Clause 30 - General duties of relevant authority

Part of Higher Education Bill – in a Public Bill Committee at 9:30 am on 4 March 2004.

Alert me about debates like this

Photo of Chris Grayling Chris Grayling Shadow Minister (Education) 9:30, 4 March 2004

I am afraid that I do not accept that. Let me give the Minister a practical example of what he could have done. I promise that I shall not digress far, Mr. Gale.

We debated financing and top-up fees. The Government will spend more on the new student

support systems than will be raised from fees. If they had taken a small amount of the extra money that will be used to subsidise the student loan system to enable students to pay their fees, set up 20,000 or 30,000 bursaries at £3,000 or £4,000 a year for people from non-traditional backgrounds, and left everything else as it was, they would have had a much greater impact on participation than they will through anything that is in the Bill.

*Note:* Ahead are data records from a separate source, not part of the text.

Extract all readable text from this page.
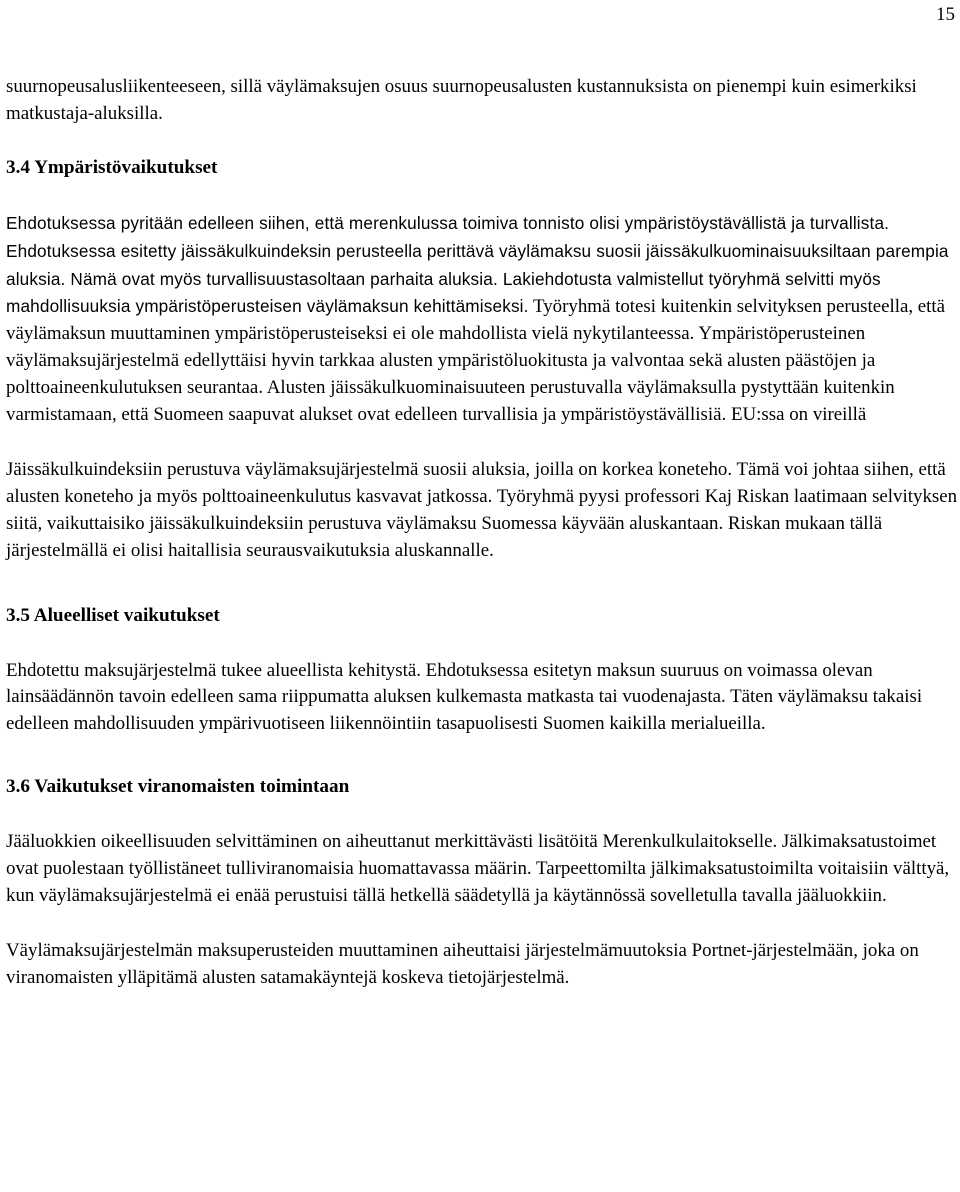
15

suurnopeusalusliikenteeseen, sillä väylämaksujen osuus suurnopeusalusten kustannuksista on pienempi kuin esimerkiksi matkustaja-aluksilla.

3.4 Ympäristövaikutukset

Ehdotuksessa pyritään edelleen siihen, että merenkulussa toimiva tonnisto olisi ympäristöystävällistä ja turvallista. Ehdotuksessa esitetty jäissäkulkuindeksin perusteella perittävä väylämaksu suosii jäissäkulkuominaisuuksiltaan parempia aluksia. Nämä ovat myös turvallisuustasoltaan parhaita aluksia. Lakiehdotusta valmistellut työryhmä selvitti myös mahdollisuuksia ympäristöperusteisen väylämaksun kehittämiseksi. Työryhmä totesi kuitenkin selvityksen perusteella, että väylämaksun muuttaminen ympäristöperusteiseksi ei ole mahdollista vielä nykytilanteessa. Ympäristöperusteinen väylämaksujärjestelmä edellyttäisi hyvin tarkkaa alusten ympäristöluokitusta ja valvontaa sekä alusten päästöjen ja polttoaineenkulutuksen seurantaa. Alusten jäissäkulkuominaisuuteen perustuvalla väylämaksulla pystyttään kuitenkin varmistamaan, että Suomeen saapuvat alukset ovat edelleen turvallisia ja ympäristöystävällisiä. EU:ssa on vireillä

Jäissäkulkuindeksiin perustuva väylämaksujärjestelmä suosii aluksia, joilla on korkea koneteho. Tämä voi johtaa siihen, että alusten koneteho ja myös polttoaineenkulutus kasvavat jatkossa. Työryhmä pyysi professori Kaj Riskan laatimaan selvityksen siitä, vaikuttaisiko jäissäkulkuindeksiin perustuva väylämaksu Suomessa käyvään aluskantaan. Riskan mukaan tällä järjestelmällä ei olisi haitallisia seurausvaikutuksia aluskannalle.

3.5 Alueelliset vaikutukset

Ehdotettu maksujärjestelmä tukee alueellista kehitystä. Ehdotuksessa esitetyn maksun suuruus on voimassa olevan lainsäädännön tavoin edelleen sama riippumatta aluksen kulkemasta matkasta tai vuodenajasta. Täten väylämaksu takaisi edelleen mahdollisuuden ympärivuotiseen liikennöintiin tasapuolisesti Suomen kaikilla merialueilla.

3.6 Vaikutukset viranomaisten toimintaan

Jääluokkien oikeellisuuden selvittäminen on aiheuttanut merkittävästi lisätöitä Merenkulkulaitokselle. Jälkimaksatustoimet ovat puolestaan työllistäneet tulliviranomaisia huomattavassa määrin. Tarpeettomilta jälkimaksatustoimilta voitaisiin välttyä, kun väylämaksujärjestelmä ei enää perustuisi tällä hetkellä säädetyllä ja käytännössä sovelletulla tavalla jääluokkiin.

Väylämaksujärjestelmän maksuperusteiden muuttaminen aiheuttaisi järjestelmämuutoksia Portnet-järjestelmään, joka on viranomaisten ylläpitämä alusten satamakäyntejä koskeva tietojärjestelmä.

The Government believe that such problems are resolved by passing laws. My argument is straightforward: they are not. There is also a risk of creating injustices. One point on which I agree entirely with the Prime Minister is that there are losers as well as winners if covert or overt pressure is placed on universities to change the way in which they admit students.

The amendment is specifically designed to address the issue of academic ability defining people who go to university and to ensure that we do not create entry points for social reasons alone. We would insert the words

''ensure full access to higher education based upon academic ability and potential''.

We included the word ''potential'' as many universities look beyond immediate exam results for potential in the student.

We do not want a situation in which the regulator, in effect, imposes a plan by saying to a university, ''Produce a plan. Show me your targets.'' We do not know what would happen four, five or seven later if the university's proportion of students from non-traditional backgrounds had not changed a jot. What would happen to the university if plans were drawn up for an outreach programme but nothing much changed? The Minister said that the access regulator will have teeth. Would it be encouraged by the Government to step in again and ask for a tougher plan and more funds to be set aside for bursaries? It is not clear what would happen, which is a worry for Opposition Members and, I have no doubt, for universities because if the regulator truly will have teeth, the powers that are implicit in what the Government ask it to do must go beyond the formulation of an initial plan.